Franchise agreement disputes are common in business litigation

Franchise litigation between franchisor and franchisee is common in Louisiana and elsewhere. There is often an inherent tension that develops between the local business and the franchisor, which may lead to business litigation. The tension may be partly because the franchisor is removed from the local business, but it often tries to exert powerful influence over that business due to its rights under the franchise agreement.

In one current dispute, a truck franchisor, Volvo Trucks, sued its franchisee Andy Mohr Truck Center with a breach of contract claim asserting that the local business did not live up to its obligations. Volvo claimed that Mohr failed to move into a new facility as requested by the franchisor. It also claimed that the franchisee did not meet its sales goals. Franchise contracts usually contain very demanding controls over the business practices of the local franchisee, and such control is often elusive to enforce by the franchisor and near impossible to meet by the franchisee.  

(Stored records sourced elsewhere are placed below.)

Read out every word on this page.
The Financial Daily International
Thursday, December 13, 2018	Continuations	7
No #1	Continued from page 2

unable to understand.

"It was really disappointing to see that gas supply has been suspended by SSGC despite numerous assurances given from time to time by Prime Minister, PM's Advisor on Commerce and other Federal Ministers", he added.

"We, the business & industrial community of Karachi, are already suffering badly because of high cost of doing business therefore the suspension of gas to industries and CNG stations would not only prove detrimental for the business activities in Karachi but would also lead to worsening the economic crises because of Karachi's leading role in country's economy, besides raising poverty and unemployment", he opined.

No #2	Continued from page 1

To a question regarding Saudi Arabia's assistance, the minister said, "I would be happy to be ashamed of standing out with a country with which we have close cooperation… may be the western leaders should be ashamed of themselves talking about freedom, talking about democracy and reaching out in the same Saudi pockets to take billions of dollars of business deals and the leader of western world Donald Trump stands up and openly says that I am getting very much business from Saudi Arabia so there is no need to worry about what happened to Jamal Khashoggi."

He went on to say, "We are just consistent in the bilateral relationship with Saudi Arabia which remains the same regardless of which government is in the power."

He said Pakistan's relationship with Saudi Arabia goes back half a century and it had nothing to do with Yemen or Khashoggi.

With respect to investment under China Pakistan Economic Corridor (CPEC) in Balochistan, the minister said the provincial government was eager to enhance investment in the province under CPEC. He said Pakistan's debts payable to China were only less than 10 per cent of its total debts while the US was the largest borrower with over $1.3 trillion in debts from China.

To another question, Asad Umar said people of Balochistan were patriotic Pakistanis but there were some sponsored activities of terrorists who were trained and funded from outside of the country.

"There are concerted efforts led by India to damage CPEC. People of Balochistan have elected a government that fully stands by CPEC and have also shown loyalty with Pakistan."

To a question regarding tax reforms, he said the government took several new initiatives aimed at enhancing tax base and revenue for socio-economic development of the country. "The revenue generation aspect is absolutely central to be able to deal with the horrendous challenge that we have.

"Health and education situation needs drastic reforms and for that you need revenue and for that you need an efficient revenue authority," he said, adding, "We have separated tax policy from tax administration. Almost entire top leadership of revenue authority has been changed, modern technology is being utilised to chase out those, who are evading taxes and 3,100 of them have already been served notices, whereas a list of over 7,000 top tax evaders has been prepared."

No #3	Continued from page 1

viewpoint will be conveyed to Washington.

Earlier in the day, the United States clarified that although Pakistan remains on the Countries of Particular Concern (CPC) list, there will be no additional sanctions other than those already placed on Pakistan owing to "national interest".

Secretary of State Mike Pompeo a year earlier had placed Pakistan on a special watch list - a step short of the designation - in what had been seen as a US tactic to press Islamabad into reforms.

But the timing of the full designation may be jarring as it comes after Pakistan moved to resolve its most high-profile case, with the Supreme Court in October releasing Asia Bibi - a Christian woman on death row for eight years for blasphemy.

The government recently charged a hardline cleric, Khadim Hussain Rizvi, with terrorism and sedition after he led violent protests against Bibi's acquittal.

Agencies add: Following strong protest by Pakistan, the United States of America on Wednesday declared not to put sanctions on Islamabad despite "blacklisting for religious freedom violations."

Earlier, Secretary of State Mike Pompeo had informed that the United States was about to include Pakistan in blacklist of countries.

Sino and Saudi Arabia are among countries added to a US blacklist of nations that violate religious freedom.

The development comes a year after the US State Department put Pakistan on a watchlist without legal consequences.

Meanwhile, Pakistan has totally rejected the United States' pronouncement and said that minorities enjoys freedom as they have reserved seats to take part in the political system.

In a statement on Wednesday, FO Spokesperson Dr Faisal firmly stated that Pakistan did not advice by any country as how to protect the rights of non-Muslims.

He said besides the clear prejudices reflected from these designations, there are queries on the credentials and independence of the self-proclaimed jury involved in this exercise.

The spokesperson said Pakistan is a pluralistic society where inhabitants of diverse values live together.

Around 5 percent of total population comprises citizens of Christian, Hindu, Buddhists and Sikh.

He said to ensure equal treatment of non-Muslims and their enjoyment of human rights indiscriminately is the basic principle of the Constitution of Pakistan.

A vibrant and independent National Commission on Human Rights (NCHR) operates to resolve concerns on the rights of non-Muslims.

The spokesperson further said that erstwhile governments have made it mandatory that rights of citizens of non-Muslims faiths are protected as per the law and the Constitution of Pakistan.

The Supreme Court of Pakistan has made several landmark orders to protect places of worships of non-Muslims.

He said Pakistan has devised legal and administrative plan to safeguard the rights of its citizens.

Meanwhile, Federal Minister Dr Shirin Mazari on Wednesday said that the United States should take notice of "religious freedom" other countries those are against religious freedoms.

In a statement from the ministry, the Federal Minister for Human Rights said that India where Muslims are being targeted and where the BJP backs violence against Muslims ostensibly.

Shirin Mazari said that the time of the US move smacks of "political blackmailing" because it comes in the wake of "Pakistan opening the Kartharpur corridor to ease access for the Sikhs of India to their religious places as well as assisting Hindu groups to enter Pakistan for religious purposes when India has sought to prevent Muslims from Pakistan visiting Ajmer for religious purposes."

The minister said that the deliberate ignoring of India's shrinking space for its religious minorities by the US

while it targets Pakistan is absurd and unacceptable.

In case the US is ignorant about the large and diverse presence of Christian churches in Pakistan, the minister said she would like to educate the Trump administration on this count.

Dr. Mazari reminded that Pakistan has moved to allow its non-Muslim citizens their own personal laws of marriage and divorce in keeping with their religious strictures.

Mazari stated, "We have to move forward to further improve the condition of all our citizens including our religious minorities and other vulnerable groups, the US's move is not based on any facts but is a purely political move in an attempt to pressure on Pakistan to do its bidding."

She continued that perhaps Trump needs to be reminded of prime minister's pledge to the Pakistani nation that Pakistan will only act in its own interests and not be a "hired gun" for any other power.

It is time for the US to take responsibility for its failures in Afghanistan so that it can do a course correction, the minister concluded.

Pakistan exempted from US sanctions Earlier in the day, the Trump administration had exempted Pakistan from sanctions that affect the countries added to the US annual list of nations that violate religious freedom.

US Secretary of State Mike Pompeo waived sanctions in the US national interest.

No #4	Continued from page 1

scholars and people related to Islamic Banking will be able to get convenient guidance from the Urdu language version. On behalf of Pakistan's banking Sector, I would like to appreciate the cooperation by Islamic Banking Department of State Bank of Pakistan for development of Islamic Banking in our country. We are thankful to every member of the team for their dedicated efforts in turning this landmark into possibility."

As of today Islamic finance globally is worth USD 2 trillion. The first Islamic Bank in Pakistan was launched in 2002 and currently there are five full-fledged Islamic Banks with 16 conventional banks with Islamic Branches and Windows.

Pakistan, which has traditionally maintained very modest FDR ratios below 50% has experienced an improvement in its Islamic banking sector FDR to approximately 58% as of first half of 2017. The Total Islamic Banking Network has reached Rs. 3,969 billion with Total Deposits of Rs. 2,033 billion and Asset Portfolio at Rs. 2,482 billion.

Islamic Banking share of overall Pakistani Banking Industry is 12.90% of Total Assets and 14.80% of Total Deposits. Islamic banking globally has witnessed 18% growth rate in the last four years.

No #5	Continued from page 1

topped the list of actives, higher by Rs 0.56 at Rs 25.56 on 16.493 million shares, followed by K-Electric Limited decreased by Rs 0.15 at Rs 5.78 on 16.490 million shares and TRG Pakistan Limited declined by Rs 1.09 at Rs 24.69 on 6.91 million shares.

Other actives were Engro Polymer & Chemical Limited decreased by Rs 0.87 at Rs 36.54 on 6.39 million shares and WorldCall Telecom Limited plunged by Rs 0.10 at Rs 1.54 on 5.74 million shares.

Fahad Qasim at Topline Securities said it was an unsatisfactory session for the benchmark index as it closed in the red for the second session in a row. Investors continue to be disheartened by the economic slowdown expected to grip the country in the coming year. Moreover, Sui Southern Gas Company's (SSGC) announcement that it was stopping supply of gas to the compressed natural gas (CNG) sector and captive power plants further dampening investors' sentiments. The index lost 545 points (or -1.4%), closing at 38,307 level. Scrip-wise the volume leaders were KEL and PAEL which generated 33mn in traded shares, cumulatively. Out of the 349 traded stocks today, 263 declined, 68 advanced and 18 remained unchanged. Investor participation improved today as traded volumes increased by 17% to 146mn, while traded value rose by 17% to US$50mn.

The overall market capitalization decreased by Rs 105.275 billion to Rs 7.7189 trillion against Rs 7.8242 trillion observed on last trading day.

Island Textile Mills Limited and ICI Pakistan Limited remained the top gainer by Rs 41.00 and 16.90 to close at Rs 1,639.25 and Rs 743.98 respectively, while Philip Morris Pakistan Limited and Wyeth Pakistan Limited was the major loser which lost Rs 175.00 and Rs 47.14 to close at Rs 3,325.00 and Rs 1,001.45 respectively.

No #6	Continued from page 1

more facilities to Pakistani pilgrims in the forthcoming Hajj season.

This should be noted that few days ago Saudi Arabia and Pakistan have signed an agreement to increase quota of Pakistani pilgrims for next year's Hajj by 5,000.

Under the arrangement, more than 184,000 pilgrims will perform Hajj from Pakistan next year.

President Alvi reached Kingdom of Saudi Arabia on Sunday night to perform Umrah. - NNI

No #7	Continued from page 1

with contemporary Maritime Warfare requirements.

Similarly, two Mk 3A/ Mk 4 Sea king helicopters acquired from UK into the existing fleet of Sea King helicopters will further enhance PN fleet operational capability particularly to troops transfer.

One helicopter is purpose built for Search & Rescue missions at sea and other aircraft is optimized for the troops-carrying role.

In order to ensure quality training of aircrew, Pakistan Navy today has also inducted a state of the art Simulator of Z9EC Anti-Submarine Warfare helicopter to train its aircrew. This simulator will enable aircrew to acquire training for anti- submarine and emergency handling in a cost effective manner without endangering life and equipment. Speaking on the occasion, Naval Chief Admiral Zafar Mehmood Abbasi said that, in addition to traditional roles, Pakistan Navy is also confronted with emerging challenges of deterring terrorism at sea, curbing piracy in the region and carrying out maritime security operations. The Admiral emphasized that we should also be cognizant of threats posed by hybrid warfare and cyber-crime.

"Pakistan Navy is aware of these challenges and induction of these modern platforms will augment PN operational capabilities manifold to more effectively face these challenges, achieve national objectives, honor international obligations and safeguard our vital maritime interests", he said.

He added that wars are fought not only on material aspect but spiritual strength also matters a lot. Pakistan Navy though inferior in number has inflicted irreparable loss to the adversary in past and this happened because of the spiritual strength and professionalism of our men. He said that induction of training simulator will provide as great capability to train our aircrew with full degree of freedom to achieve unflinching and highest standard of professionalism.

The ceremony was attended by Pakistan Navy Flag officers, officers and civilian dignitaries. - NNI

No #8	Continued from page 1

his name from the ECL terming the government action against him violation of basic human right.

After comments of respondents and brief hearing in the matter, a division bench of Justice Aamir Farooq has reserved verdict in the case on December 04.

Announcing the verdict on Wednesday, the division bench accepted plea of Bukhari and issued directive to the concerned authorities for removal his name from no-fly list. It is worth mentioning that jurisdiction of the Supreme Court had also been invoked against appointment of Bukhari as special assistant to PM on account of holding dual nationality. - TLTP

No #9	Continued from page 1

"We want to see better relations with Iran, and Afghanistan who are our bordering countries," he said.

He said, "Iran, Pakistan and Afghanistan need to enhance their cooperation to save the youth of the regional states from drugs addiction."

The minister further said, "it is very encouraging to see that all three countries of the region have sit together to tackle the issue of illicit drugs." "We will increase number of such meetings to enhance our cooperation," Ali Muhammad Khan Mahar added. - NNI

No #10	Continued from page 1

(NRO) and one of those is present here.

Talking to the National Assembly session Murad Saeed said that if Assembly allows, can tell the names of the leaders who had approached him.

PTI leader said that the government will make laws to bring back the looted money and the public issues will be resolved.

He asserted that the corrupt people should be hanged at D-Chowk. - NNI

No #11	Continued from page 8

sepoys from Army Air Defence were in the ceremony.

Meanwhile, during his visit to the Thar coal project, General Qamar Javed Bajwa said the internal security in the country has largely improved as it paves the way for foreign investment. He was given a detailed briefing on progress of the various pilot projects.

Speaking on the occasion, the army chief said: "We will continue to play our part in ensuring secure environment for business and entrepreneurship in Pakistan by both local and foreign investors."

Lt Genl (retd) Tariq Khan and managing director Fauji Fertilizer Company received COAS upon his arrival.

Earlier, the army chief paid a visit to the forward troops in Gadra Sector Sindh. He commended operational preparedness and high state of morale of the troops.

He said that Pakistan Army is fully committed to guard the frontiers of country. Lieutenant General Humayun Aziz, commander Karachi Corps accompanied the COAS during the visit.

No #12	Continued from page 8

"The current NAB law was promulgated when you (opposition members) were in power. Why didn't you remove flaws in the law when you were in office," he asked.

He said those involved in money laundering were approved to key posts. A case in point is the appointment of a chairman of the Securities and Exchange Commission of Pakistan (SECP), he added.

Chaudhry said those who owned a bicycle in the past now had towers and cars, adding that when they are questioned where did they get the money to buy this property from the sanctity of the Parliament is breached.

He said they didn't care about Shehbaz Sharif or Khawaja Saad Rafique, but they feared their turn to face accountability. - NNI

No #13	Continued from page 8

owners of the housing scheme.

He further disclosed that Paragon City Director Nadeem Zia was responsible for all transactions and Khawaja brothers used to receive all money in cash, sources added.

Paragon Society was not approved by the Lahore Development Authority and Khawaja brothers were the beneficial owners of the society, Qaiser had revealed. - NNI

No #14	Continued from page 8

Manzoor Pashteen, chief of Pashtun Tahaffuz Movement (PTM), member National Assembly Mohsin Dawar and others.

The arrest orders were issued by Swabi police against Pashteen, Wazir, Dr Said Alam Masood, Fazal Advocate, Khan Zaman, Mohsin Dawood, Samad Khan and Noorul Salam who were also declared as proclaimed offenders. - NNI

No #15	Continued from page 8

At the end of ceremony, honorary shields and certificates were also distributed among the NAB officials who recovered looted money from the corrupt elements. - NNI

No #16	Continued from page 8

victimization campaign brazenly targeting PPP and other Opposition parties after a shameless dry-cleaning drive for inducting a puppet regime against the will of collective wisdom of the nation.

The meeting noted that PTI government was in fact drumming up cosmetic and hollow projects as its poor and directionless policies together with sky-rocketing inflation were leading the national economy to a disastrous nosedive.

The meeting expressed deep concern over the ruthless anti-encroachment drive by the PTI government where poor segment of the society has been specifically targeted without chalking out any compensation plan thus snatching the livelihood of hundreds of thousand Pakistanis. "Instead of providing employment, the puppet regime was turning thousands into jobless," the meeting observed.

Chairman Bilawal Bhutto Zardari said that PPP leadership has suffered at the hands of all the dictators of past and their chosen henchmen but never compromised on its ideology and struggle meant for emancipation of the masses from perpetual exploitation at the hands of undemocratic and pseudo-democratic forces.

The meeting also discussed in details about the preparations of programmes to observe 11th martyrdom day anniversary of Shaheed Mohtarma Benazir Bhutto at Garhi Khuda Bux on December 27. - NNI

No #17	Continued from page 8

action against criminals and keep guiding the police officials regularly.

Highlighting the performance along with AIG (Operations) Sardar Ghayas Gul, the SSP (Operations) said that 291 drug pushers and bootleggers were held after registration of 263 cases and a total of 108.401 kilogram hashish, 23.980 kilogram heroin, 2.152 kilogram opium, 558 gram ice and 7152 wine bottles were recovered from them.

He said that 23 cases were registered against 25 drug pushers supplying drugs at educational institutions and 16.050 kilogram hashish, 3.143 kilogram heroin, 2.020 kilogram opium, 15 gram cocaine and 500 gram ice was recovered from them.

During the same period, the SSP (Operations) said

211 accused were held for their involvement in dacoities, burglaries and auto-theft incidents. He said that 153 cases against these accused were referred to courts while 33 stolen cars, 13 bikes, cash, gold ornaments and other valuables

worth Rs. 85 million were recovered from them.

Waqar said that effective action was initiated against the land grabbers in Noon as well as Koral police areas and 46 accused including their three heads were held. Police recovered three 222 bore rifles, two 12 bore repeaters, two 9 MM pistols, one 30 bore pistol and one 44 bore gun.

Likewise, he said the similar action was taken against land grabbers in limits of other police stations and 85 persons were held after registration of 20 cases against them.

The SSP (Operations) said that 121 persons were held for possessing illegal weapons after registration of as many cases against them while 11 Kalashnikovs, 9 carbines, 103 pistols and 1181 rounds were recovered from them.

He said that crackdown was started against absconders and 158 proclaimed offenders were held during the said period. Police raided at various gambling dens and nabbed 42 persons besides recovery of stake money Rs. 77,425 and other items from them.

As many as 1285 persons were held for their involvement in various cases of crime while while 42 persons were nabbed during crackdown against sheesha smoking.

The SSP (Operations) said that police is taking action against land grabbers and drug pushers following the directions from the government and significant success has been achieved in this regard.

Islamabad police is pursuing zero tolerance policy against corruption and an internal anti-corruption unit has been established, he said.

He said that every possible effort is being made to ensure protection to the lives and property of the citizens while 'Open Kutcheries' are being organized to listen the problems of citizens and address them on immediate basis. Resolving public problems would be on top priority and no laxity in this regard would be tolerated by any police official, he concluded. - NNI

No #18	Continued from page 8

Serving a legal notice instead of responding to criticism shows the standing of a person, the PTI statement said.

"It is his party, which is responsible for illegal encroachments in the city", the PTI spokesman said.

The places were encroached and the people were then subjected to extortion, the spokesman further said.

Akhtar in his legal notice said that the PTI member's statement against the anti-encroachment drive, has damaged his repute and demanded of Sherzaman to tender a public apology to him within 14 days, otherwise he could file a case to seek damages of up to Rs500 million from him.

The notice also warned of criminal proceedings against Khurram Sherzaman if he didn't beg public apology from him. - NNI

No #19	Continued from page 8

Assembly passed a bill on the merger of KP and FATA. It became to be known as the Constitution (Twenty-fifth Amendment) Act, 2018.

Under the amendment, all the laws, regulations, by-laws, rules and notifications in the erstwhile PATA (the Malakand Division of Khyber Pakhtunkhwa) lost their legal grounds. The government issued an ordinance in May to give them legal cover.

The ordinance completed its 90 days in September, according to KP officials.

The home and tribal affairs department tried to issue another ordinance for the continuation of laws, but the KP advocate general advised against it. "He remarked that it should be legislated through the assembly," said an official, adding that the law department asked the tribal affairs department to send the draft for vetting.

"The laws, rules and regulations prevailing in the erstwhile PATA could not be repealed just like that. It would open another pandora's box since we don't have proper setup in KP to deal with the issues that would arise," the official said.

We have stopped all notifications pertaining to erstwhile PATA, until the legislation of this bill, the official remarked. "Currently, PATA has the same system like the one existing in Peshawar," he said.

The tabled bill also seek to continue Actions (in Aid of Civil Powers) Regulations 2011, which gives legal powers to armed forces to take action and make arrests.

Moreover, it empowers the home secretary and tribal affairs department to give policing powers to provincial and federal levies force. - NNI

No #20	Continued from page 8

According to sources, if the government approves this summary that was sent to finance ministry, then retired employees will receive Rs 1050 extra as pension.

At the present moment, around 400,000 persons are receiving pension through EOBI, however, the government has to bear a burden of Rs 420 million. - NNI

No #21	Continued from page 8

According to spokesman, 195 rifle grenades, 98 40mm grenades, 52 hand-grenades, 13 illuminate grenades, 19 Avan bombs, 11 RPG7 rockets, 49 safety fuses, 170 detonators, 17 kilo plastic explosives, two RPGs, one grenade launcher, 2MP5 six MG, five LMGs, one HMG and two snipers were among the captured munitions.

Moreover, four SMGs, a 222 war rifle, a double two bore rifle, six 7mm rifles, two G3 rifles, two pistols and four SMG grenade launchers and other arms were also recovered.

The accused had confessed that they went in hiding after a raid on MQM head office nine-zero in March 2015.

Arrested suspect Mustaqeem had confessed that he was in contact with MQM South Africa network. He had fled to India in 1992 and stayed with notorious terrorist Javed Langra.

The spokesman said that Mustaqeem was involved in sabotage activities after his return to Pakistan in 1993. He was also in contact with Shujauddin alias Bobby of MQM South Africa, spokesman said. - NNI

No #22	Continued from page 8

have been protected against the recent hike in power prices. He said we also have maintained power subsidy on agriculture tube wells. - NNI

The suit, filed in 2012 in a federal district court, climaxed in 2015 with a $6.5 million jury verdict in favor of Mohr in its counterclaim against Volvo. Mohr charged that Volvo had not given Mohr the right to the larger retail discounts it had given to Mohr's competitors. The dealership asserted that it lost out on about 1300 truck sales because of Volvo's discriminatory treatment of Mohr.

The verdict also may have reflected losses from Mohr's claim that Volvo failed to give it a Mack Trucks franchise that it had promised. The jury had found that the franchisor had violated the Deceptive Franchise Practices Act. A form of that legislation exists generally in most states, including Louisiana. The United States Court of Appeals will hear the appeal of this business litigation matter filed by Volvo.